3. Local adjustments

Finally, each group member will need and be allowed to make local adjustments to the part of the group result that has been allocated to them respectively, as long as those adjustments are compliant with the Pillar II rules.

Therefore, member states will be allowed to grant further deductions and tax incentives. They will also need to provide cross-border relief for both taxable profit allocated to other member states as well as cross-border losses and provided the beneficial owner is a BEFIT group member, no withholding tax on interest and royalty payments is allowed.

Moreover, all be it subject to anti-abuse rules, transfer pricing compliance is subject to a simplified approach with regards to transactions between BEFIT group members, as are business reorganizations with BEFIT groups.

Finally, the BEFIT proposal contains a detailed set of rules that should be applied to individual entities joining or leaving a BEFIT group during the year.
 

Procedure and administration

Each BEFIT group will need to submit a BEFIT information return annually. That return needs to be submitted by the group “filing entity” (in principle the ultimate parent entity) within four months after the end of the fiscal year. This return needs to be submitted with the domestic tax authorities of the filing entity as a one-stop-shop for the whole BEFIT group. In turn, they will share the contents of the return with all EU member state tax authorities in which the BEFIT group has members.

The BEFIT information return will have to contain:

  • The identity of the filing entity and the other BEFIT group members;
  • The overall corporate structure of the BEFIT group including ownership interest;
  • The fiscal year to which the return relates
  • Information and computation of:
    • The outcome of the preliminary tax result of each BEFIT group member;
    • The BEFIT tax base;
    • The allocated part of each BEFIT group member;
    • Information about the ‘baseline allocation percentage’ as computed in accordance with the directive.

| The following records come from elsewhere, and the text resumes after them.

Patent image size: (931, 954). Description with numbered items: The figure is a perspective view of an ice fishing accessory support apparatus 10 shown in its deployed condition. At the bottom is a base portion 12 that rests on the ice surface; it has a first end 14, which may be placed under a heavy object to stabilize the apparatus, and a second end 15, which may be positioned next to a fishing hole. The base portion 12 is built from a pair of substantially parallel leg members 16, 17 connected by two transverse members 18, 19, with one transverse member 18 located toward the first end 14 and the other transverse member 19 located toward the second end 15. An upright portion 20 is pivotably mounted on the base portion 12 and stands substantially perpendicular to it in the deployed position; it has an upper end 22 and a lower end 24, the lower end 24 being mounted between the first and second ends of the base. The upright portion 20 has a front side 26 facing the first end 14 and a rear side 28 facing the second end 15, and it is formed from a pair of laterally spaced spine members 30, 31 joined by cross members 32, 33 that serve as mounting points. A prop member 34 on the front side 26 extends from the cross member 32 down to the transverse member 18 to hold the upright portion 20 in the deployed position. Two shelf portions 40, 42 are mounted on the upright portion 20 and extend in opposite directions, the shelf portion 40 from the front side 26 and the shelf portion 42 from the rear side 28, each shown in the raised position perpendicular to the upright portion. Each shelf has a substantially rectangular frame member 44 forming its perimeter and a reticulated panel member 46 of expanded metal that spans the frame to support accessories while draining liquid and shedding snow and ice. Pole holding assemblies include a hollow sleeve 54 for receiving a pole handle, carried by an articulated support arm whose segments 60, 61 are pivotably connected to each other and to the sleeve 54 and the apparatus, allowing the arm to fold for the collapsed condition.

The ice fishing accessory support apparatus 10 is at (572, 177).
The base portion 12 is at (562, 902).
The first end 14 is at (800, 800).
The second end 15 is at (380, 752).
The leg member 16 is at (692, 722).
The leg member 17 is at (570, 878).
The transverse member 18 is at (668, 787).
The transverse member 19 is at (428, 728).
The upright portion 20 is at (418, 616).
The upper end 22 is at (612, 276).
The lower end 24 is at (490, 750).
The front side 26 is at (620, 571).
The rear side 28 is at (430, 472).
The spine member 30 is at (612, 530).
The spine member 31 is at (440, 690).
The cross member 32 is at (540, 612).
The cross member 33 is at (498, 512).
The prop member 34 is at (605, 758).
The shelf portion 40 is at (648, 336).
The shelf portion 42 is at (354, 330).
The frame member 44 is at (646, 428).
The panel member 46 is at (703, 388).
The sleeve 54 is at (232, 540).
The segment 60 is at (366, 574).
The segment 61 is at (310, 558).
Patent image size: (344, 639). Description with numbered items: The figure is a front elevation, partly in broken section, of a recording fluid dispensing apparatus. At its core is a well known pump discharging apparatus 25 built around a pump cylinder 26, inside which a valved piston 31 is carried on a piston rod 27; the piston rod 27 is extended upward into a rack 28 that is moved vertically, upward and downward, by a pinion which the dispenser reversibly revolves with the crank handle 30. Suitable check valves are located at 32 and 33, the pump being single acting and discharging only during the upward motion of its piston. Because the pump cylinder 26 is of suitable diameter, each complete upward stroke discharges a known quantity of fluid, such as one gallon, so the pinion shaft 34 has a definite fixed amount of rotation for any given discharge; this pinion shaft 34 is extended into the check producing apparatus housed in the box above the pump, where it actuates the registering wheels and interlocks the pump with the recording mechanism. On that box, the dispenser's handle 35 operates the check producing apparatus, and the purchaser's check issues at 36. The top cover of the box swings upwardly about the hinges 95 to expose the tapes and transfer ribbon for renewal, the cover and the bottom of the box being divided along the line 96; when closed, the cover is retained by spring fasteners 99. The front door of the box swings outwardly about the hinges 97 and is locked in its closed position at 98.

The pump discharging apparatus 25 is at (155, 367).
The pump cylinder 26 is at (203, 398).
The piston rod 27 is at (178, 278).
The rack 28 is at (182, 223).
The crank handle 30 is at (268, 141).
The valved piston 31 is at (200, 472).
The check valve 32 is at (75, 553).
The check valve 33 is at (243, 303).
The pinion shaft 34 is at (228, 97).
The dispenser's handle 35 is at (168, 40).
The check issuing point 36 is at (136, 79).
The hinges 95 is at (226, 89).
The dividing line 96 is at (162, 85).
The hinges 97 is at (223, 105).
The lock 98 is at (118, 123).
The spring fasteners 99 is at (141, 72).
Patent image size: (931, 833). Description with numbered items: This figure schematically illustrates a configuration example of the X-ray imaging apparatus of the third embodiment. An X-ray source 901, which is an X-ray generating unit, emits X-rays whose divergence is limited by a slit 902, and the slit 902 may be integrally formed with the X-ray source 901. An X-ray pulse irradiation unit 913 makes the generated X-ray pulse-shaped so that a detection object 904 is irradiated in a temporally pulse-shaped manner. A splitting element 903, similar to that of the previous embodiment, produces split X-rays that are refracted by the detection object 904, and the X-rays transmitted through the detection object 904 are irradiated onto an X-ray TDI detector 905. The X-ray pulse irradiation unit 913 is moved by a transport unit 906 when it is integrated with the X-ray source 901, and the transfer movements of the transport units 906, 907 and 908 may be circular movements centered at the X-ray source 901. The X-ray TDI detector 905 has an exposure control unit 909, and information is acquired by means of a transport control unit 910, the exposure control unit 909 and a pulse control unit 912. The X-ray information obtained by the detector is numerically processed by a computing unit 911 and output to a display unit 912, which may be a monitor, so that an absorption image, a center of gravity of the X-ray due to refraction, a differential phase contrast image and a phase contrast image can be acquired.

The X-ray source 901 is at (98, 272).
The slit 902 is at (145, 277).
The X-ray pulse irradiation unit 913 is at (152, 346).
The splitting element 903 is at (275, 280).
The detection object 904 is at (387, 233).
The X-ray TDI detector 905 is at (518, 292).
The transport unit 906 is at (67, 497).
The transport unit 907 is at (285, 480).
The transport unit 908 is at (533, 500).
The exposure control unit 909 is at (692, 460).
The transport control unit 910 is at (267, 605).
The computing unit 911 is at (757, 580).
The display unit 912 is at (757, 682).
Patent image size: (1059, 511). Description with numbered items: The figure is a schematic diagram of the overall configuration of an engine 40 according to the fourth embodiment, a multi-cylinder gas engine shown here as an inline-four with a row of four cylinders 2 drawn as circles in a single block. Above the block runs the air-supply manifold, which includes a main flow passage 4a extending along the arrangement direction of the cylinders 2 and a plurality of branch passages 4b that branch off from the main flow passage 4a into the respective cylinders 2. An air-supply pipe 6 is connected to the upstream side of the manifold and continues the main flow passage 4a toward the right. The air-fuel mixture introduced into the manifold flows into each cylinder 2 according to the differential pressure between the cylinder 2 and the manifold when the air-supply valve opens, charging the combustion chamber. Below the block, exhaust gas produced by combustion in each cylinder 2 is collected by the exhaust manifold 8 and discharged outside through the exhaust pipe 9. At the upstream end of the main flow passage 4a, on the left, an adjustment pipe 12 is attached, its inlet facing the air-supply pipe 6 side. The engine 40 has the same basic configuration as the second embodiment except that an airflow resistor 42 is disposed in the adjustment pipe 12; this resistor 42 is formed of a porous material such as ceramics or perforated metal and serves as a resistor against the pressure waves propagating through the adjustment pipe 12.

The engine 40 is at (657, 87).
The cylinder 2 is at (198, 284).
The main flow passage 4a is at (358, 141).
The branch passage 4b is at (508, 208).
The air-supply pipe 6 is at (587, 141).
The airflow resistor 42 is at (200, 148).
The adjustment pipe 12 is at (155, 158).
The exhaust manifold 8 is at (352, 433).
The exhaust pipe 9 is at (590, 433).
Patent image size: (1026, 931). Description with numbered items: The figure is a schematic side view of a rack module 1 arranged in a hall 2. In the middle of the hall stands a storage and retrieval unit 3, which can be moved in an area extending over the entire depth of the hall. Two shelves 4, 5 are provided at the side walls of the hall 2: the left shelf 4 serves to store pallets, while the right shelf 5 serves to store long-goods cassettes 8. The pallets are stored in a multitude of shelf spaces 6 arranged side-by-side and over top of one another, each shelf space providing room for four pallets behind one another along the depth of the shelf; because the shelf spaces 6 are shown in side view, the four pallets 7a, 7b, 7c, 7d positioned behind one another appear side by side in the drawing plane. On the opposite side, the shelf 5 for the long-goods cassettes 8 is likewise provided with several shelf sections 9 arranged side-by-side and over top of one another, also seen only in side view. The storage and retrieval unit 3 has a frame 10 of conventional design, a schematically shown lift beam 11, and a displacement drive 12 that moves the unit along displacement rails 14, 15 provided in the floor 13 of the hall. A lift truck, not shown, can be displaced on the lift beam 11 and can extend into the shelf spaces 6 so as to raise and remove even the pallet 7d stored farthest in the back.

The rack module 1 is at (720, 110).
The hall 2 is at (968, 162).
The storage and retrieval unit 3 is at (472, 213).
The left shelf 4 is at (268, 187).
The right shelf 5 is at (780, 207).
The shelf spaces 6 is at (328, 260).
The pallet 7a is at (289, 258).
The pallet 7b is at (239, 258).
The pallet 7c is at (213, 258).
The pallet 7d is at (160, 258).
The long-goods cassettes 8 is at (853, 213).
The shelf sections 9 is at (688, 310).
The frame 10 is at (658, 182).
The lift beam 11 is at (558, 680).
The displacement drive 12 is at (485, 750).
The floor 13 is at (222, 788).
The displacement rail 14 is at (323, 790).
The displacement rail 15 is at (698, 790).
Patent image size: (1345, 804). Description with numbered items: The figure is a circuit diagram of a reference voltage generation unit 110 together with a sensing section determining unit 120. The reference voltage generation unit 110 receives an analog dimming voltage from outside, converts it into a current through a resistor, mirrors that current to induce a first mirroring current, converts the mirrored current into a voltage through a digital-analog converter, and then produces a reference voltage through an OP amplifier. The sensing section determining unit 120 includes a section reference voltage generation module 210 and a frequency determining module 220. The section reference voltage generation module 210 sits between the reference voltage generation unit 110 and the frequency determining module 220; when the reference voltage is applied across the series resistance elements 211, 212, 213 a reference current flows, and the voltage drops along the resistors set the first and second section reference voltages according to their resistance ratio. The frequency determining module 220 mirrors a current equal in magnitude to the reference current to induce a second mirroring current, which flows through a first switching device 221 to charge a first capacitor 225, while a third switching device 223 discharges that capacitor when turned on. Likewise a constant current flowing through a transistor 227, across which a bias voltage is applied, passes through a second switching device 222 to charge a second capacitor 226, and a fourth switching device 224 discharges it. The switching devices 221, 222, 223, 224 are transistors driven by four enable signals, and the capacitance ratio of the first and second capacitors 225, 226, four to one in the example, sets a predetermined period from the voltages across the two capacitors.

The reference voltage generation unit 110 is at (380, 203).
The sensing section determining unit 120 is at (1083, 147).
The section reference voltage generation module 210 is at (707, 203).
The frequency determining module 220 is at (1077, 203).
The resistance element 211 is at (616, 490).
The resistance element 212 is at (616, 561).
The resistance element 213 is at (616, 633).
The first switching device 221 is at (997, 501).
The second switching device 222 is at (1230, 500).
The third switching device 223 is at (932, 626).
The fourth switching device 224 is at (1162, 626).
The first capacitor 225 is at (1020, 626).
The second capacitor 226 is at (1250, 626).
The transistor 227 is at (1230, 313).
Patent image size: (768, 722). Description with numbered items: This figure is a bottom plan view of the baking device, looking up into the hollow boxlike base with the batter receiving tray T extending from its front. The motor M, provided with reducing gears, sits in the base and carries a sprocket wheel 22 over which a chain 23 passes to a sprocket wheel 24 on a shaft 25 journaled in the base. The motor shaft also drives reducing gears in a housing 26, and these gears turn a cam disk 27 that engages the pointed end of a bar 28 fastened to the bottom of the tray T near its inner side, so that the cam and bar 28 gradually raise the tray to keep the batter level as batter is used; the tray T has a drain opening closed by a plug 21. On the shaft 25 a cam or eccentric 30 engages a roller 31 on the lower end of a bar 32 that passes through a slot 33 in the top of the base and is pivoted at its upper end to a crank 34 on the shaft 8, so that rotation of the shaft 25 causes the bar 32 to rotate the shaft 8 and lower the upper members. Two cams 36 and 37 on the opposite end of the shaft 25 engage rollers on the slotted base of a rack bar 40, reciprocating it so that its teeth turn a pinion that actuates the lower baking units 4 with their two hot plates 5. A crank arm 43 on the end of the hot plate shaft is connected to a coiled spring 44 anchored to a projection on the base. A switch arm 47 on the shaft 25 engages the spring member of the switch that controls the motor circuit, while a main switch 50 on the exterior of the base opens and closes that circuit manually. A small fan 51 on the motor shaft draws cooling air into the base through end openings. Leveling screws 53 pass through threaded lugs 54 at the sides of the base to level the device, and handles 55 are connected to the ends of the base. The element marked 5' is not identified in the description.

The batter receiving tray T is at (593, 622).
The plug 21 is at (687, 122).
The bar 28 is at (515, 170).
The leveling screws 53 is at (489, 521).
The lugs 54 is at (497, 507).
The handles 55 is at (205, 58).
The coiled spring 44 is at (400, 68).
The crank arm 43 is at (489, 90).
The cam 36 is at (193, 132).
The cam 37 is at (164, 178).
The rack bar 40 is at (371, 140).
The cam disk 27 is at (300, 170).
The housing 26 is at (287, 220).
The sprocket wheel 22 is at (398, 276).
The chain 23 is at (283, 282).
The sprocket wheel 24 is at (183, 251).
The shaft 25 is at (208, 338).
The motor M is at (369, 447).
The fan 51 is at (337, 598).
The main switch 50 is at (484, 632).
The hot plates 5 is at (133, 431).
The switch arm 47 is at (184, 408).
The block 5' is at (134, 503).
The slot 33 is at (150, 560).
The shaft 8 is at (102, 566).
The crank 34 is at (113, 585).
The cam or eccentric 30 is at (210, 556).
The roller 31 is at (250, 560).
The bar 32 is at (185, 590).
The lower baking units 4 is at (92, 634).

The individual BEFIT group members would still need to submit their individual corporate income tax returns with their domestic tax authorities (and members who are nationals of the same EU member state may choose to submit one combined corporate tax return if domestic legislation provides for that possibility).

The respective domestic tax authorities will be the competent authorities for the further procedural handling of the domestic corporate income tax returns of the respective members who are tax resident in their jurisdiction, including the audits of said returns. The domestic authorities of the filing entity however will also have jurisdiction with respect to the BEFIT information return.

 

Next steps

This proposal is sent over to both the European Parliament (in a consulting capacity) and the European Council. It will be the European Council where this proposal will be assessed and where further negotiations amongst the member states will take place.

Considering its contents (i.e., direct taxation), unanimous acceptance of the final proposal is required for the directive to ultimately be approved and implemented. It may therefore take many years before this, or an amended version of BEFIT is approved.

As BEFIT builds on the OECD/G20 international tax agreement on a global minimum tax and the EU Pillar II Directive, the Commission is hopeful that the BEFIT proposal would be adopted by the European Council. If so, member states would have to transpose the BEFIT directive into their national legislation by 1 January 2028 with the directive applying as from 1 July 2028.